Tucker Carlson has claimed that Boris Johnson demanded one million dollars for an interview after the former British prime minister accused the American journalist of being a “stooge” for interviewing Vladimir Putin.
Speaking with Glenn Beck of The Blaze, Tucker Carlson alleged on Tuesday that Boris Johnson’s team said they would only sit down for an interview if he was paid one million dollars.
A spokesman for Boris Johnson, meanwhile, disputed the claimed chain of events and insisted the $1 million payment would not have been for the politician personally, but would have been given to charity. It was further claimed, The Guardian reports, that Johnson pulled out of the interview after the death of Putin critic Alexi Navalny, which has been widely blamed on the Kremlin.
Carlson had said: “Boris Johnson calls me ‘a tool of the Kremlin’ or something … so I was annoyed, so I put in a request for an interview with [Johnson], because he’s constantly denouncing me as a tool of the Kremlin. He says no,” Carlson said.
“I’m getting more annoyed… I know a lot of people who know Boris Johnson. Finally an adviser gets back to me and said, ‘He will talk to you, but it’s going to cost you a million dollars.”
“I said, ‘I just interviewed Vladimir Putin — I’m not defending Putin, but [he] didn’t ask me for a million dollars. So you’re telling me that Boris Johnson is a lot sleazier, a lot lower than Vladimir Putin’.”
Following his controversial interview with Vladimir Putin earlier this month, becoming the first Western journalist to interview the Russian dictator since the invasion of Ukraine in 2022, Johnson branded Carlson a “stooge of the tyrant, the dictaphone to the dictator and a traitor to journalism” and claimed that the interview was “straight out of Hitler’s playbook”.
The bombastic response to the interview from Boris may have been influenced by Putin’s assertion that Johnson, while still serving as prime minister, had personally intervened to block a peace deal between Moscow and Kyiv in the early aftermath of the invasion.
The Russian dictator asserted that Johnson’s intervention was pivotal in preventing an agreement from being reached during negotiations with top Zelensky ally Davyd Arakhamia in Istanbul in 2022.
“Prime Minister Johnson came, [talked Ukraine] out of it and we missed that chance. Well, you missed it. You made a mistake,” Putin told Carlson.
Arakhamia has previously insisted Boris Johnson did not influence Ukraine’s decision to walk away from talks with Russia, as Ukraine didn’t trust Moscow to keep its word.

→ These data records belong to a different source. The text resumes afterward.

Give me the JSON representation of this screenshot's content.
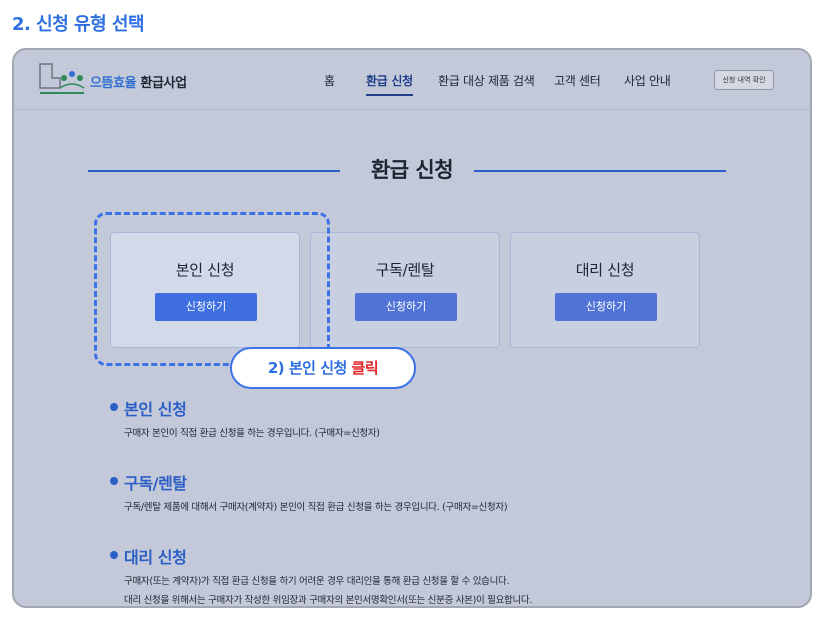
{
  "step_title": "2. 신청 유형 선택",
  "header": {
    "brand_part1": "으뜸효율",
    "brand_part2": "환급사업",
    "nav": [
      "홈",
      "환급 신청",
      "환급 대상 제품 검색",
      "고객 센터",
      "사업 안내"
    ],
    "active_nav": "환급 신청",
    "check_button": "신청 내역 확인"
  },
  "main": {
    "title": "환급 신청",
    "cards": [
      {
        "title": "본인 신청",
        "button": "신청하기",
        "selected": true
      },
      {
        "title": "구독/렌탈",
        "button": "신청하기",
        "selected": false
      },
      {
        "title": "대리 신청",
        "button": "신청하기",
        "selected": false
      }
    ],
    "callout_prefix": "2) 본인 신청 ",
    "callout_action": "클릭",
    "descriptions": [
      {
        "title": "본인 신청",
        "lines": [
          "구매자 본인이 직접 환급 신청을 하는 경우입니다. (구매자=신청자)"
        ]
      },
      {
        "title": "구독/렌탈",
        "lines": [
          "구독/렌탈 제품에 대해서 구매자(계약자) 본인이 직접 환급 신청을 하는 경우입니다. (구매자=신청자)"
        ]
      },
      {
        "title": "대리 신청",
        "lines": [
          "구매자(또는 계약자)가 직접 환급 신청을 하기 어려운 경우 대리인을 통해 환급 신청을 할 수 있습니다.",
          "대리 신청을 위해서는 구매자가 작성한 위임장과 구매자의 본인서명확인서(또는 신분증 사본)이 필요합니다."
        ]
      }
    ]
  },
  "colors": {
    "accent": "#2d6ee0",
    "button": "#3f6fe0",
    "highlight_text": "#e3242b",
    "background": "#c3c9d9"
  }
}
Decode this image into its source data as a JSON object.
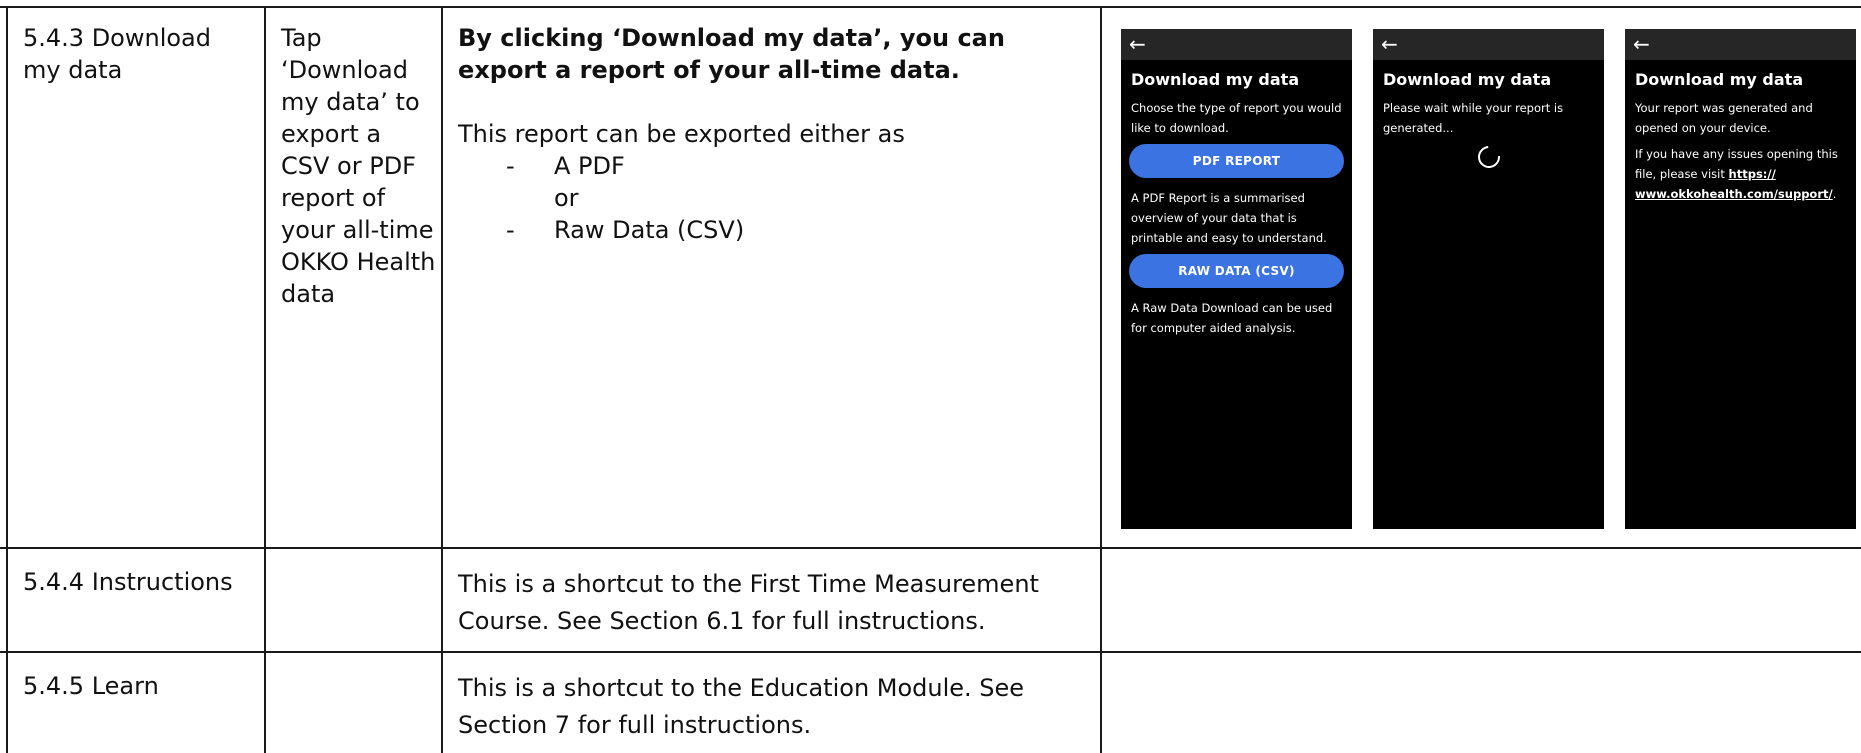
{
  "rows": [
    {
      "section": "5.4.3 Download my data",
      "action": "Tap ‘Download my data’ to export a CSV or PDF report of your all-time OKKO Health data",
      "description_bold": "By clicking ‘Download my data’, you can export a report of your all-time data.",
      "description_intro": "This report can be exported either as",
      "description_options": [
        "A PDF",
        "Raw Data (CSV)"
      ],
      "description_or": "or",
      "dash": "-"
    },
    {
      "section": "5.4.4 Instructions",
      "action": "",
      "description": "This is a shortcut to the First Time Measurement Course. See Section 6.1 for full instructions."
    },
    {
      "section": "5.4.5 Learn",
      "action": "",
      "description": "This is a shortcut to the Education Module. See Section 7 for full instructions."
    }
  ],
  "screens": [
    {
      "back_icon": "arrow-left-icon",
      "back_glyph": "←",
      "title": "Download my data",
      "text1": "Choose the type of report you would like to download.",
      "button1": "PDF REPORT",
      "text2": "A PDF Report is a summarised overview of your data that is printable and easy to understand.",
      "button2": "RAW DATA (CSV)",
      "text3": "A Raw Data Download can be used for computer aided analysis."
    },
    {
      "back_icon": "arrow-left-icon",
      "back_glyph": "←",
      "title": "Download my data",
      "text1": "Please wait while your report is generated...",
      "spinner_icon": "loading-spinner-icon"
    },
    {
      "back_icon": "arrow-left-icon",
      "back_glyph": "←",
      "title": "Download my data",
      "text1": "Your report was generated and opened on your device.",
      "text2_prefix": "If you have any issues opening this file, please visit ",
      "link": "https:// www.okkohealth.com/support/",
      "text2_suffix": "."
    }
  ],
  "colors": {
    "button_blue": "#3b73e3",
    "phone_bg": "#000000",
    "phone_topbar": "#262626",
    "grid_line": "#1a1a1a"
  }
}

Johnson has also denied he was involved, calling the claim “total nonsense and Russian propaganda”, saying he had merely told Ukraine to “just fight” and that the UK was behind them “a thousand per cent”.
Since being forced to resign in 2022 amid the so-called “Partygate” scandals in which Johnson and other members of his government were found to have violated their own draconian lockdown measures by holding parties within Downing Street while citizens were forced to stay in their homes, Johnson has continued his advocacy for Ukraine and being a leading voice for more Western weapons to be sent to the conflict.
Last month, Johnson urged presumptive Republican presidential nominee Donald Trump to “turn his party around” on Ukraine, and convince sceptical Republicans to continue financing the proxy war against Russia.
For his support, the former British leader has been rewarded with streets being renamed after him in Ukraine and has been the subject of murals and paintings celebrating his dedication to the Kyiv cause.
In addition to his Ukrainian advocacy, Johnson has sought to cash in on his time in office. Compared to his time in Downing Street, during which time it was widely reported that he was facing serious financial difficulties, upon leaving office, Johnson has raked in millions in speaking engagements, signed a lucrative contract to pen a column in the Daily Mail, and is set to become a presenter on the GB News network. According to OpenDemocracy, Johnson took in around £5 million in the first six months after leaving office, alone.